Der deutsche Bundeskanzler Olaf Scholz hat die Wirtschaft auf weitere Sanktionen gegen Russland eingeschworen, aber dem Land auch eine Kooperation nach dem Ende des Krieges gegen die Ukraine in Aussicht gestellt. Es sei wichtig, dass die Wirtschaft schon bei der russischen Annexion der ukrainischen Halbinsel Krim 2014 die Sanktionen mitgetragen habe, sagte Scholz am Montagabend in Berlin vor dem Ostausschuss der deutschen Wirtschaft.

„Gegenwärtig werden die Beziehungen, die wir haben, zurückgefahren, zurückgefahren, zurückgefahren. Jetzt verschärfen wir die Sanktionen. Das muss jeder wissen", betonte Scholz, der sich bereits mehrfach gegen einen russischen Diktatfrieden für die Ukraine ausgesprochen und den sofortigen Abzug der russischen Truppen gefordert hatte.

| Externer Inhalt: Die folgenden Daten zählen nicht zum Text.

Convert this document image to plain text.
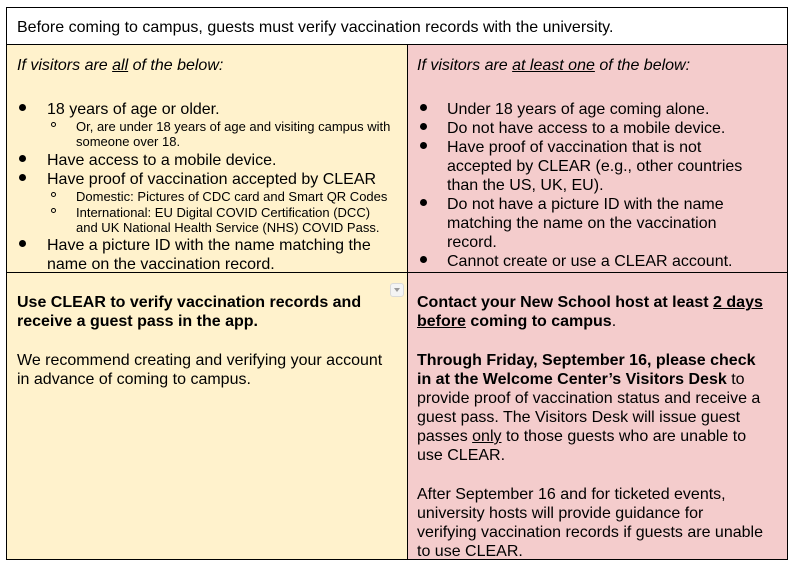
Before coming to campus, guests must verify vaccination records with the university.
If visitors are all of the below:
18 years of age or older.
Or, are under 18 years of age and visiting campus with
someone over 18.
Have access to a mobile device.
Have proof of vaccination accepted by CLEAR
Domestic: Pictures of CDC card and Smart QR Codes
International: EU Digital COVID Certification (DCC)
and UK National Health Service (NHS) COVID Pass.
Have a picture ID with the name matching the
name on the vaccination record.
If visitors are at least one of the below:
Under 18 years of age coming alone.
Do not have access to a mobile device.
Have proof of vaccination that is not
accepted by CLEAR (e.g., other countries
than the US, UK, EU).
Do not have a picture ID with the name
matching the name on the vaccination
record.
Cannot create or use a CLEAR account.
Use CLEAR to verify vaccination records and
receive a guest pass in the app.
We recommend creating and verifying your account
in advance of coming to campus.
Contact your New School host at least 2 days
before coming to campus.
Through Friday, September 16, please check
in at the Welcome Center’s Visitors Desk to
provide proof of vaccination status and receive a
guest pass. The Visitors Desk will issue guest
passes only to those guests who are unable to
use CLEAR.
After September 16 and for ticketed events,
university hosts will provide guidance for
verifying vaccination records if guests are unable
to use CLEAR.
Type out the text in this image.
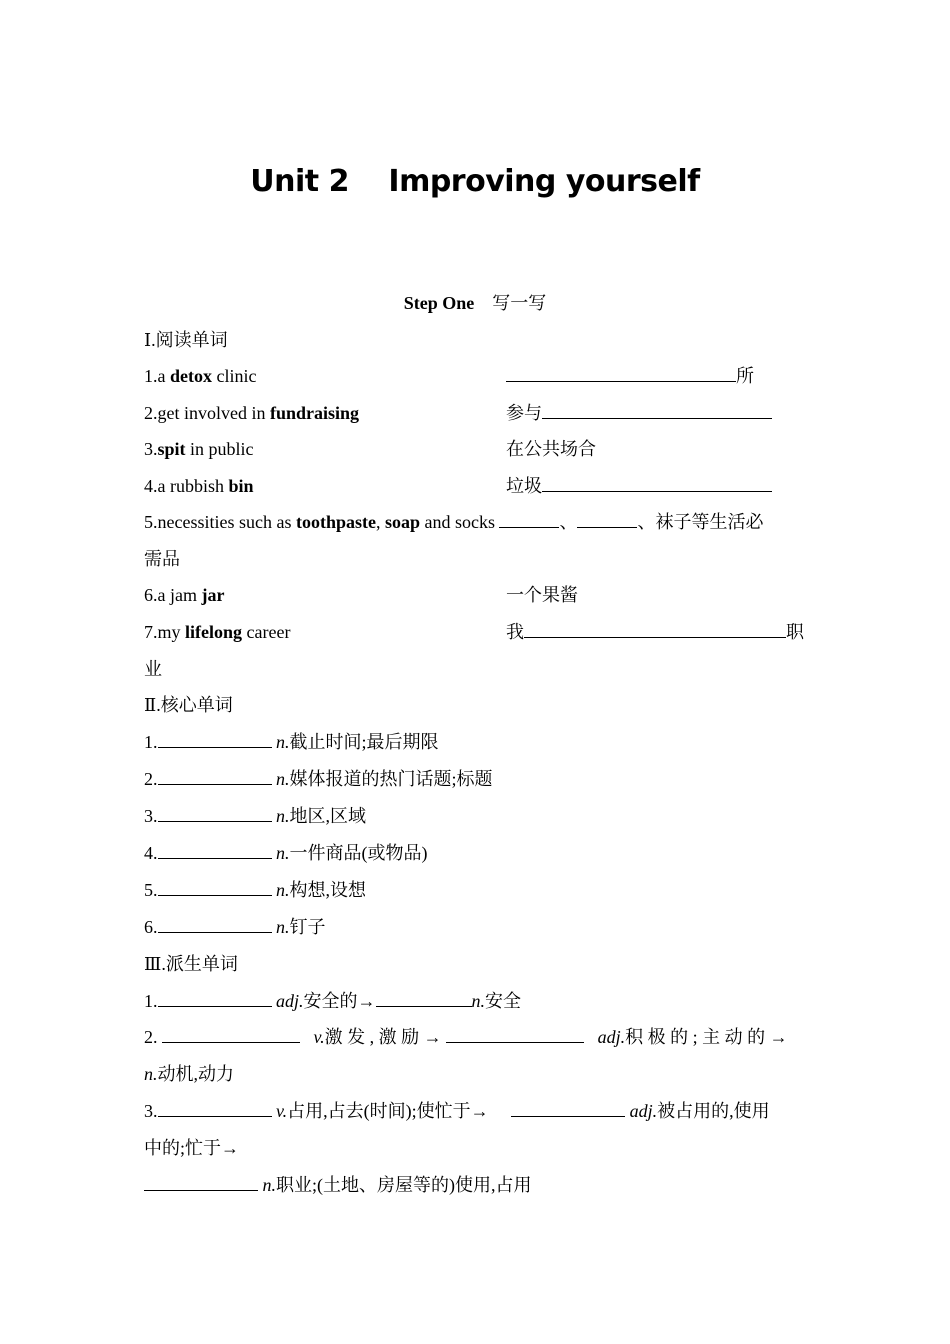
Unit 2　 Improving yourself
Step One 写一写
Ⅰ.阅读单词
1.a detox clinic	所
2.get involved in fundraising	参与
3.spit in public	在公共场合
4.a rubbish bin	垃圾
5.necessities such as toothpaste, soap and socks	、	、袜子等生活必
需品
6.a jam jar	一个果酱
7.my lifelong career	我	职
业
Ⅱ.核心单词
1.	n.截止时间;最后期限
2.	n.媒体报道的热门话题;标题
3.	n.地区,区域
4.	n.一件商品(或物品)
5.	n.构想,设想
6.	n.钉子
Ⅲ.派生单词
1.	adj.安全的→	n.安全
2.	v.激 发 , 激 励 →	adj.积 极 的 ; 主 动 的 →
n.动机,动力
3.	v.占用,占去(时间);使忙于→	adj.被占用的,使用
中的;忙于→
n.职业;(土地、房屋等的)使用,占用
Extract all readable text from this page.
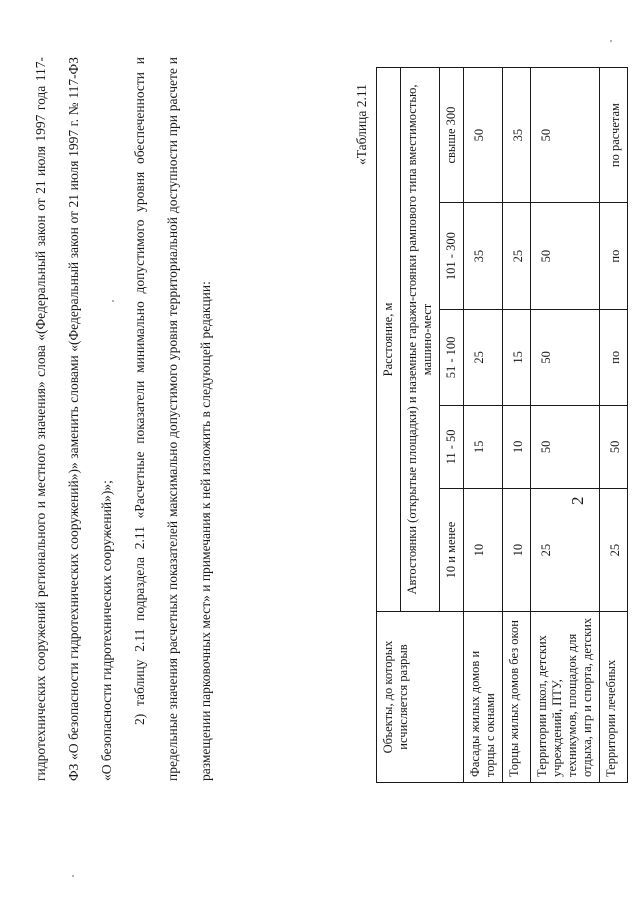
гидротехнических сооружений регионального и местного значения» слова «(Федеральный закон от 21 июля 1997 года 117-ФЗ «О безопасности гидротехнических сооружений»)» заменить словами «(Федеральный закон от 21 июля 1997 г. № 117-ФЗ «О безопасности гидротехнических сооружений»)»;	2) таблицу 2.11 подраздела 2.11 «Расчетные показатели минимально допустимого уровня обеспеченности и предельные значения расчетных показателей максимально допустимого уровня территориальной доступности при расчете и размещении парковочных мест» и примечания к ней изложить в следующей редакции:

«Таблица 2.11
Объекты, до которых исчисляется разрыв	Расстояние, м				
	Автостоянки (открытые площадки) и наземные гаражи-стоянки рампового типа вместимостью, машино-мест				
	10 и менее	11 - 50	51 - 100	101 - 300	свыше 300
Фасады жилых домов и торцы с окнами	10	15	25	35	50
Торцы жилых домов без окон	10	10	15	25	35
Территории школ, детских учреждений, ПТУ, техникумов, площадок для отдыха, игр и спорта, детских	25	50	50	50	50
Территории лечебных	25	50	по	по	по расчетам
2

„Aber ein Russland, das den Krieg beendet ... braucht auch die Chance, dass in anderen Zeiten wieder möglich ist, ökonomische Kooperation zu beginnen: Nur ist das nicht jetzt", sagte Scholz. Nach dem Krieg werde Russland aber das größte Land auf dem europäischen Kontinent bleiben. „Deshalb ist ganz zentral, dass wir für diese Zeit Vorbereitung treffen." Russlands Präsident Wladimir Putin habe nicht nur viele Orten in der Ukraine und sehr viele Menschenleben für seine imperialen Träume zerstört. „Eigentlich zerstört er auch die Zukunft Russlands", sagte Scholz. „Und das ist das, was er gegenüber seinem eigenen Land und seinem eigenen Volk rechtfertigen muss."

Scholz betonte erneut, dass er keine Entwicklung zu einer bipolaren Welt mit den Zentren USA und China erwarte. „Die Welt im 21. Jahrhundert wird nicht wieder in wenige Machtzentren zerfallen, schon gar nicht zwei", sagte er. Deutschland müsse und könne sich breiter aufstellen und seine Kontakte diversifizieren. „Die Welt ist voller neuer potenzieller Partnerländer", sagte er. Diversifizierung sei nicht nur betriebswirtschaftlich richtig für die Firmen, sondern auch sicherheitspolitisch für Deutschland. Genau dies werde auch in der nationalen Sicherheitsstrategie stehen, die die Bundesregierung verabschieden wolle. Er verwies darauf, wie wichtig die osteuropäischen Länder für die deutsche Wirtschaft auch im Vergleich mit den USA oder China mittlerweile geworden seien.

In einem Videocall der G7-Staats- und Regierungschefs und dem ukrainischen Präsidenten Wolodymyr Selenskyj war zuvor über die weitere Hilfe für die Ukraine gesprochen worden. Man sei sich einig gewesen, dass man der Ukraine weiter helfe solange dies im Kampf gegen Russland nötig sei, betonte Scholz. Die Staaten stünden nach wie vor fest an der Seite der Ukraine. Man werde die Ukraine unterstützen „solange, wie es nötig ist". Gleichzeitig halte man den wirtschaftlichen Druck auf Russland hoch. Der Wiederaufbau des von Russland immer weiter bombardierten Landes sei aber eine „Menschheitsaufgabe".